The efficacy analysis from Cohort A presented at ASCO GU showed a PSA response rate of 12 percent in the total cohort population (n=5/41), 14 percent among patients with measurable disease (n=4/28) and 8 percent (n=1/13) among patients with non-measurable disease. The median time to PSA progression was 15.3 (95% CI, 9.3-27.1) and 18.1 (95% CI, 9.3-21.0) weeks for patients with measurable and non-measurable disease, respectively. Among patients with measurable disease, the ORR was 7 percent (95% CI, 1-23), with a partial response rate of 7 percent (n=2/28). The disease control rate (of 6 months or more) was 29 percent (95% CI, 16-45) in the total cohort population, 32 percent (95% CI, 16-52) among patients with measurable disease and 23 percent (95% CI, 5-54) among patients with non-measurable disease. In an analysis of rPFS and OS endpoints, the median rPFS was 4.7 months (95% CI, 4.0-7.7) and the six-month rPFS rate was 48 percent; the median OS was 13.5 months at the time of analysis (95% CI, 7.7-NR) and the six-month OS rate was 73 percent.
Analysis of the safety data showed that 49 percent of patients had a grade 3 or 4 treatment-related adverse event (TRAE), the most common (occurring in ≥10% of patients) of which was anemia (27%). Immune-mediated adverse events observed in this cohort were grade 1 or 2 and occurred in 49 percent of patients; the most commonly reported immune-mediated adverse event was hypothyroidism (5%). One patient died of a TRAE of unknown cause.
Data and Safety from Cohort B (Abstract #170)
Cohort B is reported on 72 enrolled patients previously treated with either abiraterone acetate or enzalutamide and who had not received chemotherapy. Patients in Cohort B received KEYTRUDA in combination with docetaxel (75 mg) plus prednisone (5 mg) orally twice daily.

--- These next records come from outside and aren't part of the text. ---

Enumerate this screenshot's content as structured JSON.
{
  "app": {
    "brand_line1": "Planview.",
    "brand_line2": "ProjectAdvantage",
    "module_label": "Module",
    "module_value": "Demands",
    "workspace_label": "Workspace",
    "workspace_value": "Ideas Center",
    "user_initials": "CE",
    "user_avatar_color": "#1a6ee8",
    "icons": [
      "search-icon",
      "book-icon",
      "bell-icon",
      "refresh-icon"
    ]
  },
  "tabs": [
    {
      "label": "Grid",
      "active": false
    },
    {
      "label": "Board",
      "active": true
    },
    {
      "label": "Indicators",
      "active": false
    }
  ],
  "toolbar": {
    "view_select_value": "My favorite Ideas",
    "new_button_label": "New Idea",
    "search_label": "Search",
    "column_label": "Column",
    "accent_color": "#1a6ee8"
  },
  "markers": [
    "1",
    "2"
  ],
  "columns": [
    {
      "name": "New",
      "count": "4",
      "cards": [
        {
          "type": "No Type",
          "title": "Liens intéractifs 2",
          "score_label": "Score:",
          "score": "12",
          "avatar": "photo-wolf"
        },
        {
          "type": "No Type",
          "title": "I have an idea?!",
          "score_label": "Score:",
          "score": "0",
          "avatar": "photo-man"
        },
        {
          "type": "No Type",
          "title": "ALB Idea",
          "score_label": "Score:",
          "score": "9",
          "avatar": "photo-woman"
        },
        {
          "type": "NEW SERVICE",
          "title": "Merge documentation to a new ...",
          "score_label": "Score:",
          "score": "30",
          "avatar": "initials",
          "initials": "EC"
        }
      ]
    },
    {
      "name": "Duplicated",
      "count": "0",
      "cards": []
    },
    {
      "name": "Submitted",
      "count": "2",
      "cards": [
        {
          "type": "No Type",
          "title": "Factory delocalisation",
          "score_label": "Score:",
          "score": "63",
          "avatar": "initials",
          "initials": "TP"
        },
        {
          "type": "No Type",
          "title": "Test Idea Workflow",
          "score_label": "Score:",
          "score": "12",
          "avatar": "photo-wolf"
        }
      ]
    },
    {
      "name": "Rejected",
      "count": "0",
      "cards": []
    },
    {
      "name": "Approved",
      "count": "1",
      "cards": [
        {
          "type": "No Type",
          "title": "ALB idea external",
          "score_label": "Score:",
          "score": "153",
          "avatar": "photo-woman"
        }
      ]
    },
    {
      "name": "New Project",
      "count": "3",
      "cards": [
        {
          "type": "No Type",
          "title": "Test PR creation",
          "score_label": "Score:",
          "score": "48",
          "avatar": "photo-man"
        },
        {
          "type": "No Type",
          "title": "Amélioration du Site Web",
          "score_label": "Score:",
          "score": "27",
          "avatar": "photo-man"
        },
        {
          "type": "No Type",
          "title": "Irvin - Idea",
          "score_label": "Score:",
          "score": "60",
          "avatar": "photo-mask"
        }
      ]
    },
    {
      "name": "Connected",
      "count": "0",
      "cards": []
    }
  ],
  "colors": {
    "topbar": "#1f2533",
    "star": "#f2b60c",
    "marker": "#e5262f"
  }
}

The efficacy analysis from Cohort B presented at ASCO GU showed a PSA response rate of 31 percent in the total cohort population (n=22/72), 22 percent among patients with measurable disease (n=8/36) and 39 percent among patients with non-measurable disease (n=14/36). The median time to PSA progression was 24.1 (95% CI, 15.1-30) and 30.4 (95% CI, 15.0-36.3) weeks for patients with measurable and non-measurable disease, respectively. Among patients with measurable disease, the ORR was 14 percent (95% CI, 5-29), with a partial response rate of 14 percent (n=5/36). The disease control rate (of 6 months or more) was 57 percent (95% CI, 45-69) in the total cohort population, 50 percent (95% CI, 33-67) among patients with measurable disease and 64 percent (95% CI, 46-79) among patients with non-measurable disease. The median duration of response was 4.9 months (95% CI, 4.0-8.3+). In an analysis of rPFS and OS endpoints, the median rPFS was 8.3 months (95% CI, 7.5-10.2) and the six-month rPFS rate was 79 percent; the median OS had not been reached at the time of analysis (95% CI, 12.9-NR); the six-month OS rate was 96 percent.
Analysis of the safety data showed that 36 percent of patients had a grade 3-5 TRAE, the most common (occurring in ≥10% of patients) of which was febrile neutropenia (12%). Immune-mediated adverse events occurred in 33 percent of patients, the most common (occurring in ≥ 10% of patients) of which were infusion-related reactions (11%) and colitis (10%); two patients died due to TRAEs (pneumonitis).